At the Chicago Board of Trade, corn climbed to near a two-week high while soybeans hit a one-week high, rising 2.7 percent for their biggest daily gain since March 30. Wheat also rose as the greenback lost ground to the euro after the European Central Bank left interest rates unchanged, as expected.
Argentine farmers halted grain sales in the first day of a week-long strike over a government tax increase, which supported the market. Months of farmer protests caused major disruption to the country’s food shipments four years ago, but this week’s strike is not expected to delay exports.
“These markets have exhausted the selling interest,” said Shawn McCambridge, an analyst at Jefferies Bache in Chicago.

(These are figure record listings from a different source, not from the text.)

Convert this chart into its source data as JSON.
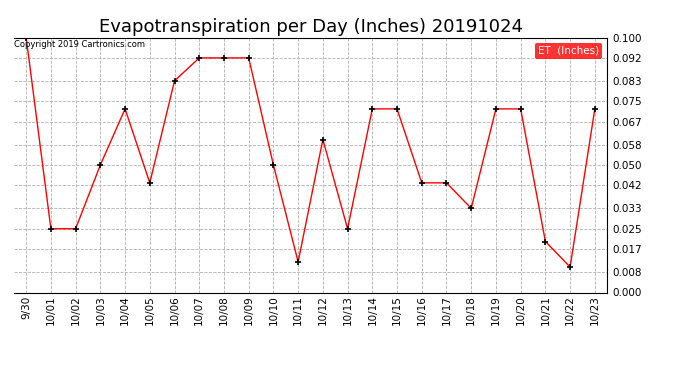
{
  "title": "Evapotranspiration per Day (Inches) 20191024",
  "copyright_text": "Copyright 2019 Cartronics.com",
  "legend_label": "ET  (Inches)",
  "legend_bg": "#ff0000",
  "legend_fg": "#ffffff",
  "x_labels": [
    "9/30",
    "10/01",
    "10/02",
    "10/03",
    "10/04",
    "10/05",
    "10/06",
    "10/07",
    "10/08",
    "10/09",
    "10/10",
    "10/11",
    "10/12",
    "10/13",
    "10/14",
    "10/15",
    "10/16",
    "10/17",
    "10/18",
    "10/19",
    "10/20",
    "10/21",
    "10/22",
    "10/23"
  ],
  "y_values": [
    0.1,
    0.025,
    0.025,
    0.05,
    0.072,
    0.043,
    0.083,
    0.092,
    0.092,
    0.092,
    0.05,
    0.012,
    0.06,
    0.025,
    0.072,
    0.072,
    0.043,
    0.043,
    0.033,
    0.072,
    0.072,
    0.02,
    0.01,
    0.072
  ],
  "line_color": "#ff0000",
  "marker_color": "#000000",
  "background_color": "#ffffff",
  "grid_color": "#b0b0b0",
  "ylim": [
    0.0,
    0.1
  ],
  "yticks": [
    0.0,
    0.008,
    0.017,
    0.025,
    0.033,
    0.042,
    0.05,
    0.058,
    0.067,
    0.075,
    0.083,
    0.092,
    0.1
  ],
  "title_fontsize": 13,
  "tick_fontsize": 7.5,
  "fig_width": 6.9,
  "fig_height": 3.75,
  "dpi": 100
}
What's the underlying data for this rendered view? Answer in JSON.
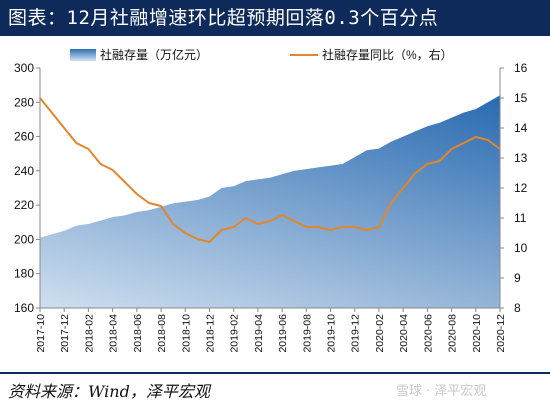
{
  "title": "图表：12月社融增速环比超预期回落0.3个百分点",
  "source": "资料来源：Wind，泽平宏观",
  "watermark": "雪球 · 泽平宏观",
  "colors": {
    "title_bg": "#0e2a5a",
    "area_top": "#2d6fb5",
    "area_bottom": "#d3e2f1",
    "line": "#e3862b"
  },
  "chart_data": {
    "type": "area",
    "legend_position": "top",
    "grid": false,
    "y_left": {
      "label": "社融存量（万亿元）",
      "range": [
        160,
        300
      ],
      "ticks": [
        160,
        180,
        200,
        220,
        240,
        260,
        280,
        300
      ]
    },
    "y_right": {
      "label": "社融存量同比（%，右）",
      "range": [
        8,
        16
      ],
      "ticks": [
        8,
        9,
        10,
        11,
        12,
        13,
        14,
        15,
        16
      ]
    },
    "x_ticks": [
      "2017-10",
      "2017-12",
      "2018-02",
      "2018-04",
      "2018-06",
      "2018-08",
      "2018-10",
      "2018-12",
      "2019-02",
      "2019-04",
      "2019-06",
      "2019-08",
      "2019-10",
      "2019-12",
      "2020-02",
      "2020-04",
      "2020-06",
      "2020-08",
      "2020-10",
      "2020-12"
    ],
    "x": [
      "2017-10",
      "2017-11",
      "2017-12",
      "2018-01",
      "2018-02",
      "2018-03",
      "2018-04",
      "2018-05",
      "2018-06",
      "2018-07",
      "2018-08",
      "2018-09",
      "2018-10",
      "2018-11",
      "2018-12",
      "2019-01",
      "2019-02",
      "2019-03",
      "2019-04",
      "2019-05",
      "2019-06",
      "2019-07",
      "2019-08",
      "2019-09",
      "2019-10",
      "2019-11",
      "2019-12",
      "2020-01",
      "2020-02",
      "2020-03",
      "2020-04",
      "2020-05",
      "2020-06",
      "2020-07",
      "2020-08",
      "2020-09",
      "2020-10",
      "2020-11",
      "2020-12"
    ],
    "series": [
      {
        "name": "社融存量（万亿元）",
        "type": "area",
        "axis": "left",
        "values": [
          201,
          203,
          205,
          208,
          209,
          211,
          213,
          214,
          216,
          217,
          219,
          221,
          222,
          223,
          225,
          230,
          231,
          234,
          235,
          236,
          238,
          240,
          241,
          242,
          243,
          244,
          248,
          252,
          253,
          257,
          260,
          263,
          266,
          268,
          271,
          274,
          276,
          280,
          284
        ]
      },
      {
        "name": "社融存量同比（%，右）",
        "type": "line",
        "axis": "right",
        "values": [
          15.0,
          14.5,
          14.0,
          13.5,
          13.3,
          12.8,
          12.6,
          12.2,
          11.8,
          11.5,
          11.4,
          10.8,
          10.5,
          10.3,
          10.2,
          10.6,
          10.7,
          11.0,
          10.8,
          10.9,
          11.1,
          10.9,
          10.7,
          10.7,
          10.6,
          10.7,
          10.7,
          10.6,
          10.7,
          11.5,
          12.0,
          12.5,
          12.8,
          12.9,
          13.3,
          13.5,
          13.7,
          13.6,
          13.3
        ]
      }
    ]
  }
}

CBOT July corn gained 18-3/4 cents to $5.86-1/4 per bushel while CBOT July wheat was up 11 cents at $6.24-1/4, a rise of 1.8 percent, with each contract rebounding from declines on Tuesday.
“We got a reprieve from the bearish demand-related sentiment and fund-related selling and, all the sudden, we came back into focus on supplies,” said Mike Zuzolo, analyst at Global Commodity Analytics.
Wheat prices have been under pressure as U.S. farmers harvest the winter wheat crop in the southern U.S. Plains, while corn sank to a 1-1/2 year low last week amid expectations for a record crop this fall.
But slow farmer sales and good demand by exporters and grain users supported corn and soybeans, McCambridge said.
“Farmers are disgusted with the recent weakness in prices and we don’t have any (grain) movement to put pressure on the front end of the market,” he said.
July soybeans rose for the second straight day, adding 36-3/4 cents to $13.86-1/4 per bushel, with additional support from forecasts for lower production in Brazil, the second largest global soy producer and exporter behind the United States.
Top global commodities buyer China bought 120,000 tonnes of U.S. soybeans, the U.S. Agriculture Department said early on Wednesday in the second announcement of a large export sale to the country this week.
Investment funds bought 8,000 soybean contracts on Wednesday, most since mid-May, as well as 12,000 corn contracts and 2,000 wheat contracts, trade sources said.
The dollar index .DXY, which measures the strength of the greenback against a basket of currencies, fell 0.7 percent, making dollar-priced commodities attractive for importers.
Stocks climbed for the second consecutive day while crude oil was up about 2 percent and the Thomson Reuters Jefferies CRB index .CRB of 19 commodities gained 1.2 percent.
In the U.S. Corn Belt, mostly benign weather was forecast for the next couple of weeks with only light rainfall expected, according to AccuWeather.
“There is a clear absence of rain in most forecasts for the Midwest through at least Friday and perhaps on into the weekend and this is supportive of prices,” investor Dennis Gartman said in a note to clients.